Man is that being who invented the gas chambers of Auschwitz; however, he is also that being who entered those chambers upright, with the Lord’s Prayer or the Shema Yisrael on his lips.
Viktor Frankl
Here’s a few books I’ve read recently that have helped me . I hope they can do the same for you. Most of them are memoirs.
Man’s Search for Meaning by Viktor Frankel (Written by a neurologist/psychiatrist who survived Auschwitz during the Holocaust. I can’t recommend this book enough.)

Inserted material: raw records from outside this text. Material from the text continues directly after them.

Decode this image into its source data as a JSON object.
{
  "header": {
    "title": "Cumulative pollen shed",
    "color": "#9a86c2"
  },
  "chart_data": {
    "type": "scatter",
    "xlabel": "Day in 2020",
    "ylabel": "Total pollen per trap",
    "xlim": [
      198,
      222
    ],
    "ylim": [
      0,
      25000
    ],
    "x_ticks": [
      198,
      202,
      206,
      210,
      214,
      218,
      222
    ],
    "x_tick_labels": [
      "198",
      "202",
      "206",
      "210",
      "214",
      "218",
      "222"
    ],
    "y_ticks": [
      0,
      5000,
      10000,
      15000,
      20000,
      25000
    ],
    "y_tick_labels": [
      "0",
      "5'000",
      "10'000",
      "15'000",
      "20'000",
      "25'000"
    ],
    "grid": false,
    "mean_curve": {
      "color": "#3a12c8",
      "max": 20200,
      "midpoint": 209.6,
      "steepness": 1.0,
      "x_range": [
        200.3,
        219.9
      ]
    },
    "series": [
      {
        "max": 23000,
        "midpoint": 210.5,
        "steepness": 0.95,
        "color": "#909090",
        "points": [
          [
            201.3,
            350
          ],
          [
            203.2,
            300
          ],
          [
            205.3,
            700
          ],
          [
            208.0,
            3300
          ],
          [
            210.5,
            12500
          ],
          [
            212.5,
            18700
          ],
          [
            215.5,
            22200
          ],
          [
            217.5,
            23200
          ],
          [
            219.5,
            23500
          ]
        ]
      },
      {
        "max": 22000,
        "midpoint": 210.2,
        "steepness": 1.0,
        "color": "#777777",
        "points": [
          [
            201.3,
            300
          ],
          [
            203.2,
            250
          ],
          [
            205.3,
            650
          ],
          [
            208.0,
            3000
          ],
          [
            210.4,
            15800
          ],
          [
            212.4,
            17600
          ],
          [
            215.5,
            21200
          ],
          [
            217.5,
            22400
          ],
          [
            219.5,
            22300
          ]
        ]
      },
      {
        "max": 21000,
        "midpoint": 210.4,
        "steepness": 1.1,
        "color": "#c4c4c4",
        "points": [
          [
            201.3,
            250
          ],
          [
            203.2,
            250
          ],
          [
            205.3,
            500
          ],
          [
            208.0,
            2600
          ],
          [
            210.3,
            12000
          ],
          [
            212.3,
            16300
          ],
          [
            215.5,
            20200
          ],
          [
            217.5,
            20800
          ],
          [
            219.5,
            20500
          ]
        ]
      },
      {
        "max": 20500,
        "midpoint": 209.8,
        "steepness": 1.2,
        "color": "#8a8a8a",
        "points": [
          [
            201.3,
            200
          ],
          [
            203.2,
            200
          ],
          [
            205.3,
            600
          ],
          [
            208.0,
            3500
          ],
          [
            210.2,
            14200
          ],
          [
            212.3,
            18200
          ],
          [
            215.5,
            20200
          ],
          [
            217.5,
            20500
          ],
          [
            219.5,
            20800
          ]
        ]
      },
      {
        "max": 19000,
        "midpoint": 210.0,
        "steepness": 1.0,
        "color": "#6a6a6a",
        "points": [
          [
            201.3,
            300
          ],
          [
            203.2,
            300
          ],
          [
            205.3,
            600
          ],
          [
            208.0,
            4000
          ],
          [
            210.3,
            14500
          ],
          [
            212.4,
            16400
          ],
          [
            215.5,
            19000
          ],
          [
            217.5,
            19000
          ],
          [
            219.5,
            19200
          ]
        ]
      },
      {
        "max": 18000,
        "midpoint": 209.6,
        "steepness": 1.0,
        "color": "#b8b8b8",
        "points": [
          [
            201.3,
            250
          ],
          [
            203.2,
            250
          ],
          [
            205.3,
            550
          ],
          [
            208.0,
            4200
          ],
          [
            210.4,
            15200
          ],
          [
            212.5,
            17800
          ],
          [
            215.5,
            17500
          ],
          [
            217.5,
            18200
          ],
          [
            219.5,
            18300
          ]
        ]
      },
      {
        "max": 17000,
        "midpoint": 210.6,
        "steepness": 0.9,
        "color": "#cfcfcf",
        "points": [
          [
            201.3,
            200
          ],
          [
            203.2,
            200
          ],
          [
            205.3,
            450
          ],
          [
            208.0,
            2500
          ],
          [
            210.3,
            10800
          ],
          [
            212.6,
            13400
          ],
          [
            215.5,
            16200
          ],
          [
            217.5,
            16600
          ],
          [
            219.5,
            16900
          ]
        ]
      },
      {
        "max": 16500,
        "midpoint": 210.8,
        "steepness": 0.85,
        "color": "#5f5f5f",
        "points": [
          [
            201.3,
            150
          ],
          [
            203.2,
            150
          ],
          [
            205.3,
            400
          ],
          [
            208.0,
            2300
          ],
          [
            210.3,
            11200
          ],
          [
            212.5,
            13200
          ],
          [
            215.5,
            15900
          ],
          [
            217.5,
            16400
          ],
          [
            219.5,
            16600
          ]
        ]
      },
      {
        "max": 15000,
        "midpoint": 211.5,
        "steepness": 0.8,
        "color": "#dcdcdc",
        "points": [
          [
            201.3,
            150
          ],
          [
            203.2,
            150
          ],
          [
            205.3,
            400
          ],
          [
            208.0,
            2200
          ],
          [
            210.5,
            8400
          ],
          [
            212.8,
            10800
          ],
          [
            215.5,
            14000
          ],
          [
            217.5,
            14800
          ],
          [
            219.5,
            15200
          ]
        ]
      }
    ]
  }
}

Wild by Cheryl Strayed (Written by a novice hiker who journeyed the Pacific Crest Trail solo in a search for herself).
Formation by Ryan Leigh Dostie (Written by a former female Army recruit who navigates a male dominated field.)
A Nearly Normal Life by Charles L. Mee (Written by a man who contracted Polio in the 1950s just as the vaccine was coming onto the market).
Nothing To Envy: Ordinary Lives in North Korea by Barbara Demick (This journalist interviews refugees from North Korea in order to understand daily life in that mysterious nation.)
The File by Timothy Garton Ash (Written by a man who lived in the former East German police state and later discovered the secret police file created on him).
Fall Down 7 Times Get Up 8 by Naoki Higashida (Written by a man who has extreme nonverbal autism and how he perceives the world around him)
The Russians by Hedrick Smith (This book is out of print but can be found in second hand bookstores. It’s an interesting look at Russia circa 1975. Honestly, I didn’t enjoy the 1990 sequel as much).
I’m the mom of 2 great young adults, as well as of a very spoiled plott hound named Bubba Sue. I grew up in New Jersey, but have lived in the Cincinnati, OH area for the past 18 years. My husband Mike and I have been married for long enough not to look like our wedding pictures, but even after all these years, he still makes me laugh. After 15 years of questions and no answers, Jack got a diagnosis of Smith-Kingsmore Syndrome. I wanted to write this blog to help special needs families know they are not alone.